The little speakers on the back of the phone may not look much, but they’re loud and reasonably bassy, and though the stereo widening feature isn’t hugely noticeable, the overall effect is decent and, well, fun.
This is not, then, an audiophile’s phone but for the youth market it’s squarely aimed at, there’s a logic to having something loud enough to share – it’s a sociable phone, though at top volume you may feel it’s rather unsociable, especially if you’re sitting next to it on the bus.
It’s a neatly sized and effectively designed handset, from the dark casing with gloss front and matt back to the picked out purple Walkman logo and edging to the circular direction pad. This pad has a button in the centre to confirm selections and it works well – it’s hard to mis-press or incorrectly direct your energy, unlike some navigation set-ups.

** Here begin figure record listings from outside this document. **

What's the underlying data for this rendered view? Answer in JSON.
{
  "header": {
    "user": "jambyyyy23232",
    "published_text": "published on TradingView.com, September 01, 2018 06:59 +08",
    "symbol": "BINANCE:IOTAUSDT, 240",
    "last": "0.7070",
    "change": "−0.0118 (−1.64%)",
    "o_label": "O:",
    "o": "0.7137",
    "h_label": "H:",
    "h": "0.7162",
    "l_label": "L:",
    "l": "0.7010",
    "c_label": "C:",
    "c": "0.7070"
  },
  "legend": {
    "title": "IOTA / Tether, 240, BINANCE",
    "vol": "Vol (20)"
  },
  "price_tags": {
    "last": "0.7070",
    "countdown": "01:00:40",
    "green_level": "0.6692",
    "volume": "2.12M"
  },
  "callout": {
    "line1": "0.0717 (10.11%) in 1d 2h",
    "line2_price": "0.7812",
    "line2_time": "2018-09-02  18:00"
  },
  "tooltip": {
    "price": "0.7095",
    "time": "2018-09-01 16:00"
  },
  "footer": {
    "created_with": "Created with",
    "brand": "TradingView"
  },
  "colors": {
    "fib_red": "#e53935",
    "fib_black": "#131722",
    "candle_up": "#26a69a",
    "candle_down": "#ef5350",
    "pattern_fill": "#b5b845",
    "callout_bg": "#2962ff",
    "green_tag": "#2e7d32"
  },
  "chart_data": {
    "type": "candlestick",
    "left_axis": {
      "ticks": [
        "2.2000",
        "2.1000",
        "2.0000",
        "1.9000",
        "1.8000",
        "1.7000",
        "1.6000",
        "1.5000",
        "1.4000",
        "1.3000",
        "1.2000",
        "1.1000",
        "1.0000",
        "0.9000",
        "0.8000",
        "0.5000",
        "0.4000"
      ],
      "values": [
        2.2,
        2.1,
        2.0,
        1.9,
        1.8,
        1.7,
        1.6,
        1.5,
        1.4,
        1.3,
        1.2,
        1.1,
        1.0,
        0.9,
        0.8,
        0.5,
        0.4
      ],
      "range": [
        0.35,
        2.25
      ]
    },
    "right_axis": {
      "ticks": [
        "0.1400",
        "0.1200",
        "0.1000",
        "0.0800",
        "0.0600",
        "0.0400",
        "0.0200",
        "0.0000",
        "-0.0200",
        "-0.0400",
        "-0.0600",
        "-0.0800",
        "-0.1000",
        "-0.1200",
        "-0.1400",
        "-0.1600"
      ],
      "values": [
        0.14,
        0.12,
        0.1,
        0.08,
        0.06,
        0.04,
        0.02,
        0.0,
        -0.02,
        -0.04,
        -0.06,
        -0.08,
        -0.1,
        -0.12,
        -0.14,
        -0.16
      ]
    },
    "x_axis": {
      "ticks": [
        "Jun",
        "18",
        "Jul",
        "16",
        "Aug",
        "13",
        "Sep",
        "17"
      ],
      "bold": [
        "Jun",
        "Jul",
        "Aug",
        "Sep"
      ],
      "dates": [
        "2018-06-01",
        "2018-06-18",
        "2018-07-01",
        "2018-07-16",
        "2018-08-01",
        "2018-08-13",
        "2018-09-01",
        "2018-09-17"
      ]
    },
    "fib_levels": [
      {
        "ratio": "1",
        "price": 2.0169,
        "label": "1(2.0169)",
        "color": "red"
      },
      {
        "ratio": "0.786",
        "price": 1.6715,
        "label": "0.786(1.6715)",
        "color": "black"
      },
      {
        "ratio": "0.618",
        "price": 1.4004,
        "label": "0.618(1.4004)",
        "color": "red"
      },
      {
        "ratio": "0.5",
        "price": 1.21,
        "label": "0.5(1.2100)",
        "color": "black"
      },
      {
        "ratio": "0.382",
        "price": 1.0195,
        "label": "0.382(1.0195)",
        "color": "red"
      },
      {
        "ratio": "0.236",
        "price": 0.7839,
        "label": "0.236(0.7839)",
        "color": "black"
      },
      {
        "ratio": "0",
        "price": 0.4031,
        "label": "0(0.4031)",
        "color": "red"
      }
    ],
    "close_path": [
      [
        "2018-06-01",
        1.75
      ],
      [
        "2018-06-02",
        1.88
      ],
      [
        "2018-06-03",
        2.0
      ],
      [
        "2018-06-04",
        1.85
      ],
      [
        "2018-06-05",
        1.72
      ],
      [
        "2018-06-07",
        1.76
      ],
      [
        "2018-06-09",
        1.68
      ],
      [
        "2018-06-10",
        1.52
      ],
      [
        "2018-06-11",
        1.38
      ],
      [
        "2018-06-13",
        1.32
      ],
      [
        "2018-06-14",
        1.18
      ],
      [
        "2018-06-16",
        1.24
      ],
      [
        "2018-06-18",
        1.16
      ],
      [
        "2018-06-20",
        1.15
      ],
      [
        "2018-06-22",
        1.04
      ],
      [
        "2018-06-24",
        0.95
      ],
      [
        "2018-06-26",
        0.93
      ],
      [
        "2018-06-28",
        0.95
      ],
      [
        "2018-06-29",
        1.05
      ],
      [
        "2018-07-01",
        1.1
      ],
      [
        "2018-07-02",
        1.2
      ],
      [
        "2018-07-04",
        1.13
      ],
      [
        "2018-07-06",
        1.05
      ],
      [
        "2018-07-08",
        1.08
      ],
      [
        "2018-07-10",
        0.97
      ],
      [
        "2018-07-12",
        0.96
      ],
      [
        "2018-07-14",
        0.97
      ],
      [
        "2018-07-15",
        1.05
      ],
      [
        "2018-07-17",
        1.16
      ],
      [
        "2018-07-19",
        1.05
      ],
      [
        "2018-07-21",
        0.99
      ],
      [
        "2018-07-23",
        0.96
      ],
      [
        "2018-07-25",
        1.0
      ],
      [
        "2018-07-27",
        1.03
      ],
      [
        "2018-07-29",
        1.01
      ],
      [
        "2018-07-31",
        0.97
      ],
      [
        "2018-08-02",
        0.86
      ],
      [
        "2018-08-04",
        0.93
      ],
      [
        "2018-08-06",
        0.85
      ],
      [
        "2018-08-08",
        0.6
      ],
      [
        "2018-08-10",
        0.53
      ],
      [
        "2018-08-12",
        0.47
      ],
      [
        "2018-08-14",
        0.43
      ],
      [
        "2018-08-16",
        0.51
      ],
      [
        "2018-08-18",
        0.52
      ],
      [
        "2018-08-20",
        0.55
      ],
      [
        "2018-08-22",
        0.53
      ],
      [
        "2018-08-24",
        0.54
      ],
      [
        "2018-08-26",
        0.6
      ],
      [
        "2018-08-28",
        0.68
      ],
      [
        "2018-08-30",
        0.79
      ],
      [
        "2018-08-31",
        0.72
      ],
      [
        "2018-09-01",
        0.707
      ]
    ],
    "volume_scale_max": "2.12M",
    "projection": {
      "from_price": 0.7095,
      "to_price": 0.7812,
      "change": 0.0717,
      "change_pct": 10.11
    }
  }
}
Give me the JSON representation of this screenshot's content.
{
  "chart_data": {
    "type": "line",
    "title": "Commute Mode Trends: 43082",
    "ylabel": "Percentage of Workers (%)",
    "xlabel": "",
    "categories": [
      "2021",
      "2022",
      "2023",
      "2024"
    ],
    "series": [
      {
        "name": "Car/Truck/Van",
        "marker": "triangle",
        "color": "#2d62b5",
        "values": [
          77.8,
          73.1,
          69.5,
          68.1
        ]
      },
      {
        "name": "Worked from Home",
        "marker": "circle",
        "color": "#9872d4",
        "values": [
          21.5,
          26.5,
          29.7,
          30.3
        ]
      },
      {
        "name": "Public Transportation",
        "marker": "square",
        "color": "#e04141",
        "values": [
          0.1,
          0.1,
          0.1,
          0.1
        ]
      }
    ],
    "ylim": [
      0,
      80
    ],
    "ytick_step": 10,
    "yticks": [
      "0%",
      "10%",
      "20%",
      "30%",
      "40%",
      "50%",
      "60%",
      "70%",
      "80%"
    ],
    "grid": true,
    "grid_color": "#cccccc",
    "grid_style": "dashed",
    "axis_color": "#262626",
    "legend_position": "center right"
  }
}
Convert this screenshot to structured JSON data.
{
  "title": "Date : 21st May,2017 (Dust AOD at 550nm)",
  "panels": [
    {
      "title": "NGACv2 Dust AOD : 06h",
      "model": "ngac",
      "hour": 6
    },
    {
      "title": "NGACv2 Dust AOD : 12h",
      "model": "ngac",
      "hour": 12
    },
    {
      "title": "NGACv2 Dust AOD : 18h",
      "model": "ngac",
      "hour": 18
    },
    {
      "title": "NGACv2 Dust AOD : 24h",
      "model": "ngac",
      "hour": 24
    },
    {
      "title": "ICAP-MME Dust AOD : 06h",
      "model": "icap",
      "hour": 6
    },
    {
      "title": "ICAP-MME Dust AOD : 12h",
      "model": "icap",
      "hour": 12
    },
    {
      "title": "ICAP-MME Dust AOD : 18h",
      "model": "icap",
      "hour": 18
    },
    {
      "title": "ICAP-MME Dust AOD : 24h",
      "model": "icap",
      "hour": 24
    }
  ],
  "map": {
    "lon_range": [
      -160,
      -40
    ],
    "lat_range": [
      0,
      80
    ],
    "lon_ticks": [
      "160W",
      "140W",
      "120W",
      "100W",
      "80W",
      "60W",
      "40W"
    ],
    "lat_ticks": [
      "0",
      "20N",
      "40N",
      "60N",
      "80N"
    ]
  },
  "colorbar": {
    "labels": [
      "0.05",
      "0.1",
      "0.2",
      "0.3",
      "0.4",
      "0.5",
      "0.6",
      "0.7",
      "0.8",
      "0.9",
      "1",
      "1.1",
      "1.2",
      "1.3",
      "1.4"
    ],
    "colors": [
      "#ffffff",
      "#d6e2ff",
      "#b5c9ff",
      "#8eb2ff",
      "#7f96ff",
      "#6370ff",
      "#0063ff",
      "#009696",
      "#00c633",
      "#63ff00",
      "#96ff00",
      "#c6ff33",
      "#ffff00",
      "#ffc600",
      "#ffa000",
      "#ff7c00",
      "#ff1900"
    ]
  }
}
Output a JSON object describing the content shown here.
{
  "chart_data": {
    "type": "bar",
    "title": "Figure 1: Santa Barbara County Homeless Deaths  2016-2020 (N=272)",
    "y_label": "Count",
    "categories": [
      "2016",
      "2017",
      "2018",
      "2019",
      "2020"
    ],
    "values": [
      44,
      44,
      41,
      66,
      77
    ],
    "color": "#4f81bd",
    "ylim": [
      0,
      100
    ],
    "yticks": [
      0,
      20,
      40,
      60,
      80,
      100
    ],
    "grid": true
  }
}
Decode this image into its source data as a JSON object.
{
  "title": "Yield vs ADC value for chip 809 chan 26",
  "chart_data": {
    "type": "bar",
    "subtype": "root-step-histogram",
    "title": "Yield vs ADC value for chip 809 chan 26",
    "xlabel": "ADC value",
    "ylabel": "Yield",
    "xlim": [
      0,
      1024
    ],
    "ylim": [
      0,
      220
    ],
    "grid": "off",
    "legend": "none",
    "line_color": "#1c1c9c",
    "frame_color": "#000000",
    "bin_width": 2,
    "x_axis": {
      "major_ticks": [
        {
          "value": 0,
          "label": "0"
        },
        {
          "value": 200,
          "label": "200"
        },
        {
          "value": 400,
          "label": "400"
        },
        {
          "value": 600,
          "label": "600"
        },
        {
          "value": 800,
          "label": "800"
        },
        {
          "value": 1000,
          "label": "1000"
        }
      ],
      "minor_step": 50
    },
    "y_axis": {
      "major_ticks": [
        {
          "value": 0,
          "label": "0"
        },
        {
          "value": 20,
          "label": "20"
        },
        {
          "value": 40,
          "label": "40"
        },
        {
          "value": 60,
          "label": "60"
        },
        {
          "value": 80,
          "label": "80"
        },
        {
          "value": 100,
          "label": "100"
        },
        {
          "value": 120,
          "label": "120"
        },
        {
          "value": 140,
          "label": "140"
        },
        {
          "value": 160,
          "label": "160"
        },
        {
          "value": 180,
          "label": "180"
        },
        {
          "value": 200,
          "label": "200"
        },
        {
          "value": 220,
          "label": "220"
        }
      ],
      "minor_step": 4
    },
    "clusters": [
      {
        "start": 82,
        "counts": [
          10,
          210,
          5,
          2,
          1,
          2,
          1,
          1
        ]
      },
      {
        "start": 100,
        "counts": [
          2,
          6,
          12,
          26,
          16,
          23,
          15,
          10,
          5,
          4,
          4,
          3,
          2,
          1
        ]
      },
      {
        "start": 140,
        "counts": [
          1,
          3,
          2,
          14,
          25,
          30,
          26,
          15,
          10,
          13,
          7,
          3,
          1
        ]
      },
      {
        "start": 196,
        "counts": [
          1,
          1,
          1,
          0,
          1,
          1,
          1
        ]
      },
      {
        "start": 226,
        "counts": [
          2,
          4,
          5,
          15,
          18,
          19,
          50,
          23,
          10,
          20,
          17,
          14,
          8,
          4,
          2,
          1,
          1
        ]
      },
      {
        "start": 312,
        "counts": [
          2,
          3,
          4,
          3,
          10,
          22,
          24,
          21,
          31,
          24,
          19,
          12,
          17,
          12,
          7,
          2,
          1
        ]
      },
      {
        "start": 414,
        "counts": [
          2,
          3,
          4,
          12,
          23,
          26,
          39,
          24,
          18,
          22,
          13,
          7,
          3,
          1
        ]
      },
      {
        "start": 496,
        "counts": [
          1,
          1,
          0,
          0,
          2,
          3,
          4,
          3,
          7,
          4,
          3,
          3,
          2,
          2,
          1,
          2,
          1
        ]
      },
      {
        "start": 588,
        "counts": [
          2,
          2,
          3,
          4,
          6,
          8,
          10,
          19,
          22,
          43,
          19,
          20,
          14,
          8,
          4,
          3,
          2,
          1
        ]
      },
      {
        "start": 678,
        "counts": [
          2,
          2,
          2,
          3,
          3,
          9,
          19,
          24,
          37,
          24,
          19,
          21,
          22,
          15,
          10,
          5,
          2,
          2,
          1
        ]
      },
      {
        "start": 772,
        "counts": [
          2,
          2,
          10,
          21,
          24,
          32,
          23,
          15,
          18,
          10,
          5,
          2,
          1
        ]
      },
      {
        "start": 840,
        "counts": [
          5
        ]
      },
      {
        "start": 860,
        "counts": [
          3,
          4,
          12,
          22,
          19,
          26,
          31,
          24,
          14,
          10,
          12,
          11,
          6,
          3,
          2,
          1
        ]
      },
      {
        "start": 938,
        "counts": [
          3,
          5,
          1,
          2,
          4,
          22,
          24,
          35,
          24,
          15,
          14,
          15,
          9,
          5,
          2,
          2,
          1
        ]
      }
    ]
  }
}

The slide mechanism is smooth and the phone feels good when the keypad is hidden or on display, though the keys are not distinct enough for my liking, so dialling isn’t faultless.
The shape works well for its speaker-focused credentials, so the phone balances happily on its side whether the chassis is slid open or closed. There’s an FM radio on board and although you need the headphones plugged in to act as the radio’s antenna, you can opt to switch the speaker on once you’ve done that.
It does also have Track ID, the Sony Ericsson song recogniser that is efficient, simple and pleasingly effective, and the final clever use of the microphone is for Memo recording, for saving snippets of sound of up to 30 seconds.
That’s not the end of the multimedia capabilities – along with video recording there’s a video player hidden under the Entertainment icon in the menu. The four video clips supplied are squarely aimed at the youth market, too.
That basic two-megapixel snapper at least springs into life very quickly – again, unlike some camera phones. Shutter lag was unexceptional for a camera phone – not great but not unbearable.
Overall, the Sony Ericsson W395 is a dinky handset that’s going to appeal to the youth market that the manufacturer has aimed it at.
Its lack of advanced features such as GPS, a whizz-bang camera or even 3G connectivity or speedy data transfer doesn’t matter because it’s cheap, cute and fun. But a proper headphone connector really wouldn’t have gone amiss.